El fondo religioso y consolador es tanto más de admirar, cuanto que viene de un trabajador vigoroso de ideas y de sensaciones, de un hombre nutrido de ciencia, y de un criterio no por cierto empapado en aguas de azúcar sentimentales. No es una pluma afeminada y dulce la que ha escrito cerca de veinte volúmenes, todos masculinos y combativos, o nutridos de ideas medulares o reveladores de músculo y garra, como L’Astre Noir, Les Morticoles, Le Kamtchatka o Le Voyage de Shakespeare.

Y no es sino harto conocida su potencia de pugil en los encuentros periodísticos y entre las apacherías de la política. Su libro reciente es un libro de bien. Más de un enfermo de la voluntad encontrará alivio y tal vez curación en esas páginas saludables.

EL BRASIL INTELECTUAL

LGUNA vez he hablado de mis impresiones respecto a la intelectualidad de la República del Brasil. Nunca olvidaré mis días de Río Janeiro, donde tuve ocasión de conocer un núcleo de escritores y poetas que despertaron en mí una cordial simpatía y una alta estimación mental.
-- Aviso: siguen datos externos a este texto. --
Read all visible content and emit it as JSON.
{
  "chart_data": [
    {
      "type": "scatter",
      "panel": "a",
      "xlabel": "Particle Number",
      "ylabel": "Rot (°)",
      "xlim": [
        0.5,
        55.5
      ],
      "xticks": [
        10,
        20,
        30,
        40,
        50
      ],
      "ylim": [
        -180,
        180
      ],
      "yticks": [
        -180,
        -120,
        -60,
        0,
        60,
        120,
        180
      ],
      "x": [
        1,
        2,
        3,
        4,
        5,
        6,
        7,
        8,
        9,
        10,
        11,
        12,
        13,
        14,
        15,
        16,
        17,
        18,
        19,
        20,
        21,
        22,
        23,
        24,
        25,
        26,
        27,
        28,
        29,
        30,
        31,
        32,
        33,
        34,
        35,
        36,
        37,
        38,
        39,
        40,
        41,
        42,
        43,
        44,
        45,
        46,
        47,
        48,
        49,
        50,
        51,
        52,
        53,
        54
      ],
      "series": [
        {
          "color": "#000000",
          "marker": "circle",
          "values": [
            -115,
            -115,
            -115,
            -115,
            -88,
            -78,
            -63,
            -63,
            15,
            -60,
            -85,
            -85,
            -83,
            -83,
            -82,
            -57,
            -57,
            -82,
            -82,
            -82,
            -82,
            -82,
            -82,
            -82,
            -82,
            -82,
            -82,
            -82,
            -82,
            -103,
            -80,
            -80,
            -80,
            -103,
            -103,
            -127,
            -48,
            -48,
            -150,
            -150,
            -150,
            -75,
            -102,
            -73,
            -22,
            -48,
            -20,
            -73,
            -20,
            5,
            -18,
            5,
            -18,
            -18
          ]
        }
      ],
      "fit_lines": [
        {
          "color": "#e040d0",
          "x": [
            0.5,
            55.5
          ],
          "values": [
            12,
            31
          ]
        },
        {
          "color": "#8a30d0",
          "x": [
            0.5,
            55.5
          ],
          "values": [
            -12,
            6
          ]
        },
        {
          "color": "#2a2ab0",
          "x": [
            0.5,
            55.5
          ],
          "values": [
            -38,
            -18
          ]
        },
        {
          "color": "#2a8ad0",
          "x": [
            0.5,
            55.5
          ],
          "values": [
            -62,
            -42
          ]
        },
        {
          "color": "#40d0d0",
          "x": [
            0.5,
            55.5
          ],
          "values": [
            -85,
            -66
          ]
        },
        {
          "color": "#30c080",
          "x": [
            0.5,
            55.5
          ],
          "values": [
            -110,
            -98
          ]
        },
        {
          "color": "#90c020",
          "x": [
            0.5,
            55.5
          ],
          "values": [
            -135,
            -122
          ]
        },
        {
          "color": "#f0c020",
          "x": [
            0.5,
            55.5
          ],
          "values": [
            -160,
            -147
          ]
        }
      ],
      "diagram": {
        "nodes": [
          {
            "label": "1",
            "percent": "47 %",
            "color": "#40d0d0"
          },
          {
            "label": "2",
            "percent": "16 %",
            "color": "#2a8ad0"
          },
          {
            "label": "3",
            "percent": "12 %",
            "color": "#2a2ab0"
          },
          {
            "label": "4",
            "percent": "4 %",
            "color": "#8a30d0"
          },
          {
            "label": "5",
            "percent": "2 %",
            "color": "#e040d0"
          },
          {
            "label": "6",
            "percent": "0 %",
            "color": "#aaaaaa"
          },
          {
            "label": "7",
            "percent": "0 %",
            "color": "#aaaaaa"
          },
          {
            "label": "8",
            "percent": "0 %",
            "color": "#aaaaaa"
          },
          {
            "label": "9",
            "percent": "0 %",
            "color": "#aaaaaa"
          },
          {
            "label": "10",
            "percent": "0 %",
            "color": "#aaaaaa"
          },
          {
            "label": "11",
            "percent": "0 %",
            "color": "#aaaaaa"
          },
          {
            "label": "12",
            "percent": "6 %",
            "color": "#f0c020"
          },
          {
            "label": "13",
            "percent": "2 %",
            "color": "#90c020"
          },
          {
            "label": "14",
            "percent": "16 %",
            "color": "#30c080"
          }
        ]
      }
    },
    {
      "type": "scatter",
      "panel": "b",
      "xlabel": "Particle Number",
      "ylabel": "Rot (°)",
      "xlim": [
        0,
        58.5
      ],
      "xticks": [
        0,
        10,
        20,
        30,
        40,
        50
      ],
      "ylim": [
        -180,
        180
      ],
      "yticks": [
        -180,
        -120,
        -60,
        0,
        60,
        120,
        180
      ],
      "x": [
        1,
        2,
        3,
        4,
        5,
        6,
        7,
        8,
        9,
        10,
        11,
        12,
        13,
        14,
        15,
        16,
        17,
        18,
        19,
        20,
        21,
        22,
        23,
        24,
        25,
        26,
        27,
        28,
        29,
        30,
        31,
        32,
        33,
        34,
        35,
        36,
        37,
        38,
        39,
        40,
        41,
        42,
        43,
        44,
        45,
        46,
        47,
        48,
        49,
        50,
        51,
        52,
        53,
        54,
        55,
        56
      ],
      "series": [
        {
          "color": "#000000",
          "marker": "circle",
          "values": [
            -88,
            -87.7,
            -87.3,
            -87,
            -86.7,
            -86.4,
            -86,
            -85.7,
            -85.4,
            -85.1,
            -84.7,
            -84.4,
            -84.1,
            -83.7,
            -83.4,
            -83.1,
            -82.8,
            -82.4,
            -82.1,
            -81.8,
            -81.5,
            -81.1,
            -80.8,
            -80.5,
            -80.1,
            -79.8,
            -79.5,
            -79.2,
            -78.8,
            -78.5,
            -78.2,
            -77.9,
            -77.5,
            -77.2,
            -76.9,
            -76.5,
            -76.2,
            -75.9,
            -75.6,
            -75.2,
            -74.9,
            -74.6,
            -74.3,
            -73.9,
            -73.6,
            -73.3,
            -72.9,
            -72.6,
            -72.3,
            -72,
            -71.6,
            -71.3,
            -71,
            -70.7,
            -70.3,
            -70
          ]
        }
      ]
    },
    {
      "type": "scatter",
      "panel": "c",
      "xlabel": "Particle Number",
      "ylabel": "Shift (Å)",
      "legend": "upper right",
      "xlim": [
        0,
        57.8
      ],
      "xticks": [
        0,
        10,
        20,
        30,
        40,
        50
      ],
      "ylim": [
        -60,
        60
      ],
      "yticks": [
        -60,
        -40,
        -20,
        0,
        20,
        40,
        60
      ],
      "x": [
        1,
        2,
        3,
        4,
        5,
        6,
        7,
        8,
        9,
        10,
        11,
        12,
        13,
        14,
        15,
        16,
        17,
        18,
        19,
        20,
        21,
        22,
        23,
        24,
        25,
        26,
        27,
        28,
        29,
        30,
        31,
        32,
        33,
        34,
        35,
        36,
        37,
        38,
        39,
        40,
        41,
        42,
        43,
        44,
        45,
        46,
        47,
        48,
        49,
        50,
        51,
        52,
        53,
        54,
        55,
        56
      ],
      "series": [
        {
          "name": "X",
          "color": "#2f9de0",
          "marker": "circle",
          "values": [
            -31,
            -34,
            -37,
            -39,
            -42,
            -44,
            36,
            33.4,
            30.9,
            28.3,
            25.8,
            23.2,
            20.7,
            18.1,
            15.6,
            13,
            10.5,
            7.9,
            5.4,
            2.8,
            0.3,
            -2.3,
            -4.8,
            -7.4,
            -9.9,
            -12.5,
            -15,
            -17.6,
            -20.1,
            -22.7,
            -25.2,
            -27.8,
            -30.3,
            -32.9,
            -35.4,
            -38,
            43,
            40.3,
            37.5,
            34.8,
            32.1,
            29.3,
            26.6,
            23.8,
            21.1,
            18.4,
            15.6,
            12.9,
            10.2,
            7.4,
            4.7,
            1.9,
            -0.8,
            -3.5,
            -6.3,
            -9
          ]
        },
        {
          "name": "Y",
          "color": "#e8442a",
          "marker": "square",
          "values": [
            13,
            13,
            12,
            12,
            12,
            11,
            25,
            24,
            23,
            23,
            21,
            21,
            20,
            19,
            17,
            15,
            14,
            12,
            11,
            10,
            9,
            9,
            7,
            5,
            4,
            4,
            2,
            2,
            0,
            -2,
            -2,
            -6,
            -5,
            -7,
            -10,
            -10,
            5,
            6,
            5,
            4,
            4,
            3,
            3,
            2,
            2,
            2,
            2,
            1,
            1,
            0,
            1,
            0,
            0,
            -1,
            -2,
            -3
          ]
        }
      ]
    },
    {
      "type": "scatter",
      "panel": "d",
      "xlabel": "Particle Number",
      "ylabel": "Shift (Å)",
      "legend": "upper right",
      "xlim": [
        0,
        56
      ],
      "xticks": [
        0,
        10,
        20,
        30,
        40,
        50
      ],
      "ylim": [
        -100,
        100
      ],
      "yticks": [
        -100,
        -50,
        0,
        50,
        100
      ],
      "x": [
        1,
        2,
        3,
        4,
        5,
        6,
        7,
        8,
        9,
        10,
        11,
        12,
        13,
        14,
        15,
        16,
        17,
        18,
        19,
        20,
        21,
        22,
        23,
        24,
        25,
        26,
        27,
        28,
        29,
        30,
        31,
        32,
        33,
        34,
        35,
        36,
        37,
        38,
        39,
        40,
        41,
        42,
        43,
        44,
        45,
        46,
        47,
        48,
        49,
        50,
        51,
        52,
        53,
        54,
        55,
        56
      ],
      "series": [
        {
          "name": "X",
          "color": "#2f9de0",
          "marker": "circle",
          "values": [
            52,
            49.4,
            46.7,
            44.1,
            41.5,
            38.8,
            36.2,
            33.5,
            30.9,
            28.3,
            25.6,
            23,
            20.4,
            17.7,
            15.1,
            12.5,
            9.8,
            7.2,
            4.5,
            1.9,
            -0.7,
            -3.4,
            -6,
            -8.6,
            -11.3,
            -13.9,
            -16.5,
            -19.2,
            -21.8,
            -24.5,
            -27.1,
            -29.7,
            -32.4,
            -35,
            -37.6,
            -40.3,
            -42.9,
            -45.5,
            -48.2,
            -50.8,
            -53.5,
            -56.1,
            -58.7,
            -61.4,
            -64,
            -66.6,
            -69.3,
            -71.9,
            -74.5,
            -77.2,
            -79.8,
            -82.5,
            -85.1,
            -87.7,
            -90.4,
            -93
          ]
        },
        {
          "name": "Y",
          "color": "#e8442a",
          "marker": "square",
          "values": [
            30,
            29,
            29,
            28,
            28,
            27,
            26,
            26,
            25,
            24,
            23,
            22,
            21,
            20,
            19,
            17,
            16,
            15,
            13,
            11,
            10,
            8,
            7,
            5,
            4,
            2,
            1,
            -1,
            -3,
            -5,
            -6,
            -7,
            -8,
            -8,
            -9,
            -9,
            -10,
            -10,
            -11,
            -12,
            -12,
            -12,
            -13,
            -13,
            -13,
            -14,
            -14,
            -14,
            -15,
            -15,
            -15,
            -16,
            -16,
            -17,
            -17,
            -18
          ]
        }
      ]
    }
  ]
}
El gran Machado de Asís, en su vivaz y alerta vejez, respetado y querido por todos como glorioso patriarca de la patria literatura; José Verissimo, el maestro cuya crítica es admirada y señalada entre las labores de valor superior; un perito de ideas que en cualquier centro europeo estaría en puesto de autoridad considerable; Graça Aranha, el novelista que ha adquirido por potencia y riqueza ideal y por verbo admirable una de las más puras glorias en las letras portuguesas en general, y que, según opiniones como la del célebre conde Prozor, ha escrito la mejor novela de estos últimos tiempos, su Canaan, cuya versión castellana es obra de Roberto Payró; Olavo Bilac, el poeta, uno de nuestros más gentiles poetas latinos, cuya prosa es de los más elevados quilates y cuyo don oratorio cautivó a los que oyeron su musical y fecunda palabra en la Argentina, y tantos otros que forman en la capital fluminense una agrupación de activos y productores cerebros que son la mejor corona de su patria, cuya tradición de cultura, que viene desde los primeros tiempos imperiales, ha formado, al lado de la preeminencia social, una aristocracia de la inteligencia, que en su cohesión y en su intensidad de producción—a pesar de las propias quejas—lleva la primacía en todo el continente.

En el elemento joven pude apreciar más de un vigoroso y lozano talento. Entre ellos llamó mi atención Elysio de Carvalho, de quien conocía las primeras obras y el plausible entusiasmo y la pasión artística siempre sincera.